(HealthDay News) — There is a positive association between frontline user-rated electronic health record (EHR) usability and EHR safety performance, according to a study published online Sept. 11 in JAMA Network Open.
David C. Classen, MD, from the University of Utah School of Medicine in Salt Lake City, and colleagues assessed whether EHR safety performance is associated with the EHR frontline user experience. The analysis included 112 US adult hospitals using the National Quality Forum Leapfrog Health IT Safety Measure and the ARCH Collaborative EHR User experience survey (5,689 respondents; 2017 to 2019).
The researchers found that hospitals scored a mean of 0.673 on the Leapfrog Health IT safety measure (range, 0.297 to 0.973) and had a mean ARCH EHR user experience score of 3.377 (range, 1 [best] to 5 [worst]).
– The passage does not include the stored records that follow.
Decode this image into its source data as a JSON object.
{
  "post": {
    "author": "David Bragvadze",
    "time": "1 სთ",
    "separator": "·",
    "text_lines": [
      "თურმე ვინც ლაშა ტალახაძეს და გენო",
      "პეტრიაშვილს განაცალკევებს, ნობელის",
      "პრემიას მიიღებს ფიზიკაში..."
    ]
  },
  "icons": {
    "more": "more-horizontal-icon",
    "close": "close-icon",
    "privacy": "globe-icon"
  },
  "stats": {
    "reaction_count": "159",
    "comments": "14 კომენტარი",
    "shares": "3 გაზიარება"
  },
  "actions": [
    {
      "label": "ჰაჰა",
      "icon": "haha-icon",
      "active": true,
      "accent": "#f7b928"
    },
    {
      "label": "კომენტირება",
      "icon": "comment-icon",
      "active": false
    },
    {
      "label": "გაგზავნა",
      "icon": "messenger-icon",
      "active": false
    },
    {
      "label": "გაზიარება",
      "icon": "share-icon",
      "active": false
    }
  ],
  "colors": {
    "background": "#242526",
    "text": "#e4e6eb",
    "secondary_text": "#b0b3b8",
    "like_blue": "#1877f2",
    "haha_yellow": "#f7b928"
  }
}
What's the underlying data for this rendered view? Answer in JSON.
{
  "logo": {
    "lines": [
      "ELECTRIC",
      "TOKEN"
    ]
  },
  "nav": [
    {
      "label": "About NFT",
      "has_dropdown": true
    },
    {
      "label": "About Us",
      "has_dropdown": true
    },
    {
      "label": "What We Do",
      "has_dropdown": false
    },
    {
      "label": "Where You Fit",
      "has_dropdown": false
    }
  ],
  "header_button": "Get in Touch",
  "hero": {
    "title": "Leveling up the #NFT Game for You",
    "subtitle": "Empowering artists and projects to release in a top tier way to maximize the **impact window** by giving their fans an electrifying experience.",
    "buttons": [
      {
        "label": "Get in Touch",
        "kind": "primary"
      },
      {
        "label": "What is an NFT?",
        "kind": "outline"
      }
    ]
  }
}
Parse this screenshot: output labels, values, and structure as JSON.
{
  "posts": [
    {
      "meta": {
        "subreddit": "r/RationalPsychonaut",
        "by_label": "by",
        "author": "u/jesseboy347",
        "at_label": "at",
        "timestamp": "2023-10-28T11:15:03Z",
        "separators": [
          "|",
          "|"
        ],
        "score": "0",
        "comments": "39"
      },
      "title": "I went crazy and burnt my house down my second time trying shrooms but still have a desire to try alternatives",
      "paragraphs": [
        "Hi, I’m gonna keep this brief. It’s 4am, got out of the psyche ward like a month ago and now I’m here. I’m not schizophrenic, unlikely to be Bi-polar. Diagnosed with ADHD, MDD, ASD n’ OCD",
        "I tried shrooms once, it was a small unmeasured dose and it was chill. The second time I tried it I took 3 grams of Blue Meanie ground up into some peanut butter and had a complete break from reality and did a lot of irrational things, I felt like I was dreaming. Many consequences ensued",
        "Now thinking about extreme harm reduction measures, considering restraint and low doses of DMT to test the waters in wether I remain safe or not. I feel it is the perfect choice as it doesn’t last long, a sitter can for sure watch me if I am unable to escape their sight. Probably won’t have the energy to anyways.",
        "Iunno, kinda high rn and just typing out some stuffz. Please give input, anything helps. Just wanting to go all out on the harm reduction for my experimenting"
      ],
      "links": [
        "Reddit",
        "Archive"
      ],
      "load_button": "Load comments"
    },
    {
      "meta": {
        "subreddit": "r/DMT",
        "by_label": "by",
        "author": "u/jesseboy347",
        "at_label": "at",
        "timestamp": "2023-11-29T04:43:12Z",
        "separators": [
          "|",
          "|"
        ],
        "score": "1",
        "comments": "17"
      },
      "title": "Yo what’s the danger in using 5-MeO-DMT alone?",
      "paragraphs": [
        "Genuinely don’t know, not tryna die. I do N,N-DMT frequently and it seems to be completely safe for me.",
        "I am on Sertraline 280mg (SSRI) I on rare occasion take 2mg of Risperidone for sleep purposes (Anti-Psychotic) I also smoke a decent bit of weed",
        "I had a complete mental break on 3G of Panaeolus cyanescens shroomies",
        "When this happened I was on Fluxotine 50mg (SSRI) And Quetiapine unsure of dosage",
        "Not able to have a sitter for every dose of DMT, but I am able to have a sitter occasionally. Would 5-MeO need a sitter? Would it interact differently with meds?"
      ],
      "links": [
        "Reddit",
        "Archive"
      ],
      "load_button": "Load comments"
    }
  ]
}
The association between the overall safety score and overall user experience score had an adjusted β coefficient score of 0.011. There was a significant association between the ARCH overall score and 10 subcategory scores of the Leapfrog Health IT safety score, while the overall Leapfrog score was associated with the eight subcategory scores of the ARCH user experience score.
“This finding suggests that improving EHR usability, which is a current well-known pain point for EHR users, could have direct benefits in terms of improved EHR safety,” the authors write.